People who are into antique and vintage furnishings don’t stop at the holidays – in fact, it’s a whole new excuse to go out and find items that fit in with their décor and with the season.
These days, thanks to eBay and other online auction sites, it’s easier than ever to find old-school Christmas items.
Collectors scour Internet sales as well as flea markets, garage sales and antique stores to find such items as bubble Christmas lights, Coca-Cola memorabilia featuring Santa Claus, handcrafted wooden ornaments and other items that match a particular era.
“People come in year-round looking for holiday decorations,” said Melissa Thoeny, owner of the Olio Vintage Fun store in Monterey, California, which carries an eclectic selection of mid-20th-century collectibles.
The trick is to find a group of items that hail from a particular time in history, and group them together for maximum effect.
And if you can’t find the originals, then reproductions are often available.
Thoeny, who carries original vintage items in her shop, currently is displaying a variety of Christmas items that baby boomers will remember fondly: decorations made in Japan, little elves with pinecone bodies and pipe-cleaner arms, glass ball ornaments and ceramic figurines of the era.
She is also noticing a demand for vintage holiday lawn decorations, the old-fashioned kind that don’t movie, inflate or light up.
Made of plastic, they include such things as Santa and his sleigh, Nativity scenes, and snowmen.
“There’s a group of people out there who really like these items, mostly in their 20s and 30s,” said Thoeny. “They’re really cool to them.
“It’s your everyday kind of stuff, but now it’s collectible.”
Many of the items were made in post-WWII Japan, with the reputation of being flimsy or of poor quality.
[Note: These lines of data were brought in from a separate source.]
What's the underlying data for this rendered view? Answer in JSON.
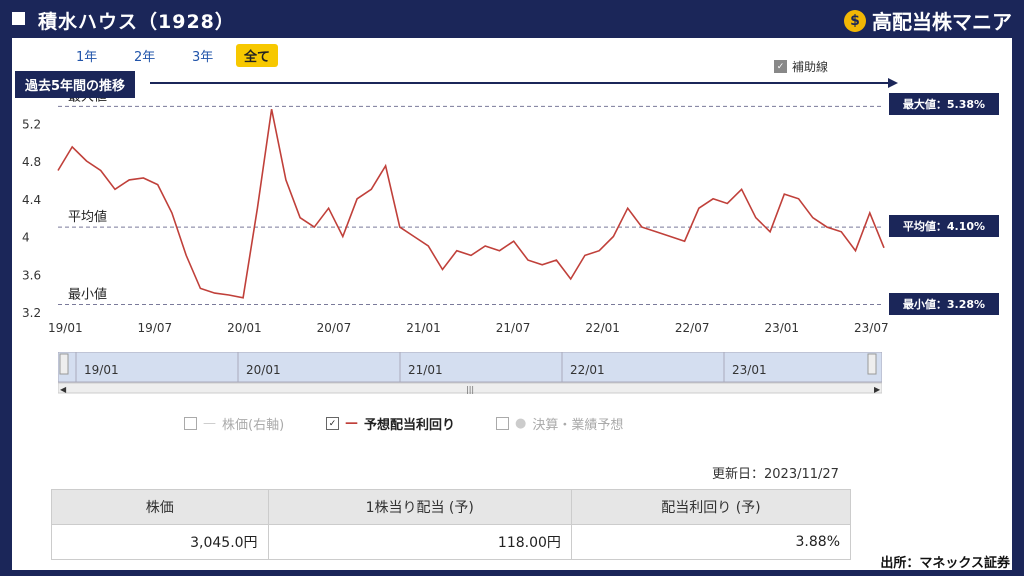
{
  "header": {
    "title": "積水ハウス（1928）",
    "brand": "高配当株マニア",
    "brand_icon": "money-bag-icon"
  },
  "tabs": [
    {
      "label": "1年"
    },
    {
      "label": "2年"
    },
    {
      "label": "3年"
    },
    {
      "label": "全て",
      "active": true
    }
  ],
  "aux_line": {
    "label": "補助線",
    "checked": true
  },
  "period_badge": "過去5年間の推移",
  "ref_lines": {
    "max_label": "最大値",
    "avg_label": "平均値",
    "min_label": "最小値",
    "max_tag": "最大値：5.38%",
    "avg_tag": "平均値：4.10%",
    "min_tag": "最小値：3.28%"
  },
  "navigator": {
    "labels": [
      "19/01",
      "20/01",
      "21/01",
      "22/01",
      "23/01"
    ]
  },
  "legend": [
    {
      "label": "株価(右軸)",
      "checked": false,
      "active": false
    },
    {
      "label": "予想配当利回り",
      "checked": true,
      "active": true
    },
    {
      "label": "決算・業績予想",
      "checked": false,
      "active": false
    }
  ],
  "updated": "更新日：2023/11/27",
  "table": {
    "headers": [
      "株価",
      "1株当り配当 (予)",
      "配当利回り (予)"
    ],
    "values": [
      "3,045.0円",
      "118.00円",
      "3.88%"
    ]
  },
  "source": "出所：マネックス証券",
  "colors": {
    "line": "#c0403a",
    "navy": "#1b2659",
    "accent": "#f7c800"
  },
  "chart_data": {
    "type": "line",
    "series": [
      {
        "name": "予想配当利回り",
        "x": [
          "2019-01",
          "2019-02",
          "2019-03",
          "2019-04",
          "2019-05",
          "2019-06",
          "2019-07",
          "2019-08",
          "2019-09",
          "2019-10",
          "2019-11",
          "2019-12",
          "2020-01",
          "2020-02",
          "2020-03",
          "2020-04",
          "2020-05",
          "2020-06",
          "2020-07",
          "2020-08",
          "2020-09",
          "2020-10",
          "2020-11",
          "2020-12",
          "2021-01",
          "2021-02",
          "2021-03",
          "2021-04",
          "2021-05",
          "2021-06",
          "2021-07",
          "2021-08",
          "2021-09",
          "2021-10",
          "2021-11",
          "2021-12",
          "2022-01",
          "2022-02",
          "2022-03",
          "2022-04",
          "2022-05",
          "2022-06",
          "2022-07",
          "2022-08",
          "2022-09",
          "2022-10",
          "2022-11",
          "2022-12",
          "2023-01",
          "2023-02",
          "2023-03",
          "2023-04",
          "2023-05",
          "2023-06",
          "2023-07",
          "2023-08",
          "2023-09",
          "2023-10",
          "2023-11"
        ],
        "values": [
          4.7,
          4.95,
          4.8,
          4.7,
          4.5,
          4.6,
          4.62,
          4.55,
          4.25,
          3.8,
          3.45,
          3.4,
          3.38,
          3.35,
          4.3,
          5.35,
          4.6,
          4.2,
          4.1,
          4.3,
          4.0,
          4.4,
          4.5,
          4.75,
          4.1,
          4.0,
          3.9,
          3.65,
          3.85,
          3.8,
          3.9,
          3.85,
          3.95,
          3.75,
          3.7,
          3.75,
          3.55,
          3.8,
          3.85,
          4.0,
          4.3,
          4.1,
          4.05,
          4.0,
          3.95,
          4.3,
          4.4,
          4.35,
          4.5,
          4.2,
          4.05,
          4.45,
          4.4,
          4.2,
          4.1,
          4.05,
          3.85,
          4.25,
          3.88
        ]
      }
    ],
    "ylim": [
      3.2,
      5.5
    ],
    "yticks": [
      "3.2",
      "3.6",
      "4",
      "4.4",
      "4.8",
      "5.2"
    ],
    "xticks": [
      "19/01",
      "19/07",
      "20/01",
      "20/07",
      "21/01",
      "21/07",
      "22/01",
      "22/07",
      "23/01",
      "23/07"
    ],
    "ref": {
      "max": 5.38,
      "avg": 4.1,
      "min": 3.28
    }
  }
}
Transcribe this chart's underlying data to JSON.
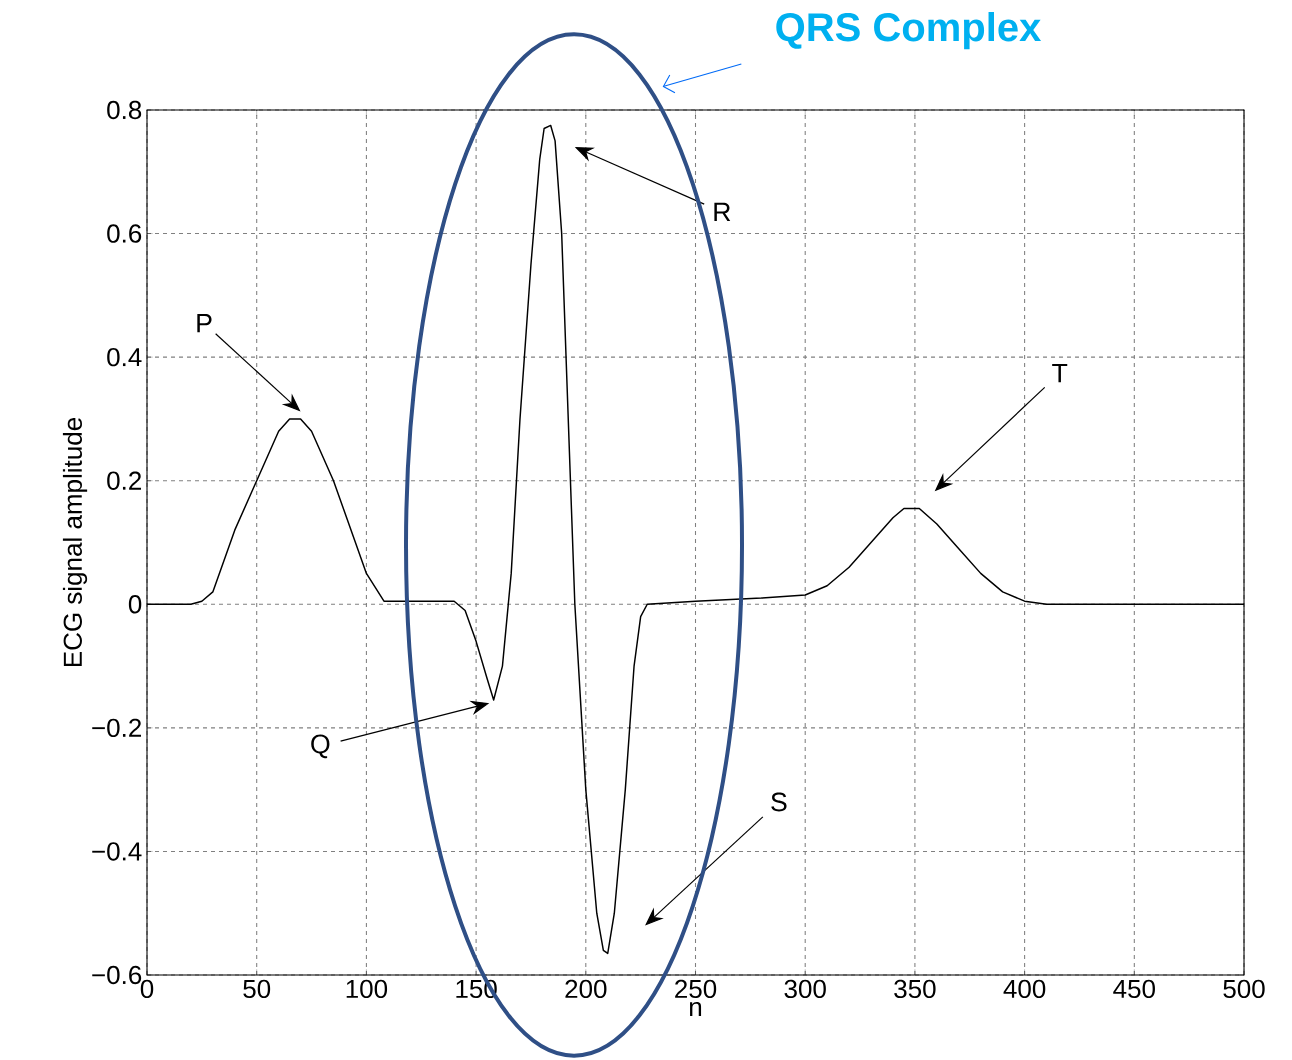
{
  "chart_data": {
    "type": "line",
    "xlabel": "n",
    "ylabel": "ECG signal amplitude",
    "color": "#000000",
    "x": [
      0,
      20,
      25,
      30,
      40,
      50,
      60,
      65,
      70,
      75,
      85,
      95,
      100,
      108,
      120,
      140,
      145,
      150,
      155,
      158,
      162,
      166,
      170,
      175,
      179,
      181,
      184,
      186,
      189,
      192,
      195,
      200,
      205,
      208,
      210,
      213,
      218,
      222,
      225,
      228,
      250,
      280,
      300,
      310,
      320,
      330,
      340,
      345,
      352,
      360,
      370,
      380,
      390,
      400,
      410,
      500
    ],
    "values": [
      0,
      0,
      0.005,
      0.02,
      0.12,
      0.2,
      0.28,
      0.3,
      0.3,
      0.28,
      0.2,
      0.1,
      0.05,
      0.005,
      0.005,
      0.005,
      -0.01,
      -0.06,
      -0.12,
      -0.155,
      -0.1,
      0.05,
      0.3,
      0.55,
      0.72,
      0.77,
      0.775,
      0.75,
      0.6,
      0.3,
      0.0,
      -0.3,
      -0.5,
      -0.56,
      -0.565,
      -0.5,
      -0.3,
      -0.1,
      -0.02,
      0.0,
      0.005,
      0.01,
      0.015,
      0.03,
      0.06,
      0.1,
      0.14,
      0.155,
      0.155,
      0.13,
      0.09,
      0.05,
      0.02,
      0.005,
      0.0,
      0.0
    ],
    "xlim": [
      0,
      500
    ],
    "ylim": [
      -0.6,
      0.8
    ],
    "xticks": [
      0,
      50,
      100,
      150,
      200,
      250,
      300,
      350,
      400,
      450,
      500
    ],
    "yticks": [
      {
        "value": -0.6,
        "label": "−0.6"
      },
      {
        "value": -0.4,
        "label": "−0.4"
      },
      {
        "value": -0.2,
        "label": "−0.2"
      },
      0,
      0.2,
      0.4,
      0.6,
      0.8
    ],
    "grid": true,
    "annotations": [
      "P",
      "Q",
      "R",
      "S",
      "T",
      "QRS Complex"
    ]
  }
}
Now, ironically, these Japanese-made wares are highly sought after and valued.
Bubble lights for Christmas trees, made popular in the 1940s and 1950s, have also come back into vogue. Although some collect the original bubble lights, they’re also readily available as new reproductions.
Liquid inside the light bubbles when the bulb is activated, thanks to the chemical methylene chloride. Methylene chloride has an extremely low boiling point and bubbles readily from the heat of the bulb.
Baby boomers have fond memories of watching the lights bubbling away during the holiday seasons of childhood, which may account for their renewed popularity.
Modern sets can be purchased from a wide variety of stores, including Home Depot and Target, as well as any number of online merchants, such as www.christmaslightsetc.com and Amazon.
Electric lights have been part of Christmas since the early 1900s, and with every decade, different looks and embellishments have been added, according to George Nelson, proprietor of the Antique Christmas Lights Museum, www.oldchristmaslights.com. Nelson, an avid collector of Christmas lights, has compiled a fascinating history of all the bulbs that have decorated our trees and homes through the years.
Christmas lights have been shaped and colored to look like dogs, pinecones, snowmen and birds; they’ve been smooth and ribbed; innovations included twinkling lights (late 1920s) and even fluorescent Christmas lights (1945).
Santa Claus and Coca-Cola have had a long association, due to some enterprising ad men at the turn of the last century. Prior to 1930, Santa Claus was portrayed in a variety of ways, thin as well as fat, and in suits that were sometimes red, sometimes green, and sometimes some other color altogether.
Although Coca-Cola was not the first to portray Santa as being jolly, fat, and in a red suit, the company helped to popularize this image of the Christmas icon. Santa began appearing in magazine ads for Coca-Cola in the 1930s with a bottle of the soft drink in hand.
“Because magazines were so widely viewed, and because this image of Santa appeared for more than three decades, the image of Santa most people have today is largely based on our advertising,” notes the Coca-Cola Web site.
Why get Santa involved with a soft drink? Marketing, pure and simple. At this time, many people thought of Coca-Cola as a drink only during the warm summer months; linking it with a winter celebration showed that it could be a choice for any time of year.
Collectors who want to go a little further back in time might want to look for Victorian-era Christmas items. One area of particular interest are the holiday greeting cards and postcards sent during this time, with mass-produced becoming increasing popular in the late 19th century.
Antique shops in the area, such as those at Holman Antique Plaza in Pacific Grove, California, are now displaying holiday items that range from 19th century up through the 1950s.
Vintage-look items can also be found at some local stores. At the Joseph Boston & Co. Store in downtown Monterey, operated by the Historic Garden League, shoppers will find handcrafted ornaments and other items that appear to be from a much earlier period.
Carved wooden candy canes, tiny china teacups and painted jingle bells are just a few of the items that can be used to enhance a Victorian-style Christmas tree.
The store also sells “gift toppers” – which are meant to add interest to gift wrapping on a present, but could also be hung from a tree – in 19th-century designs of dolls, teddy bears, clowns and other figures.
And of course, any type of vintage toys can be placed under your tree to give it that sense of a bygone era.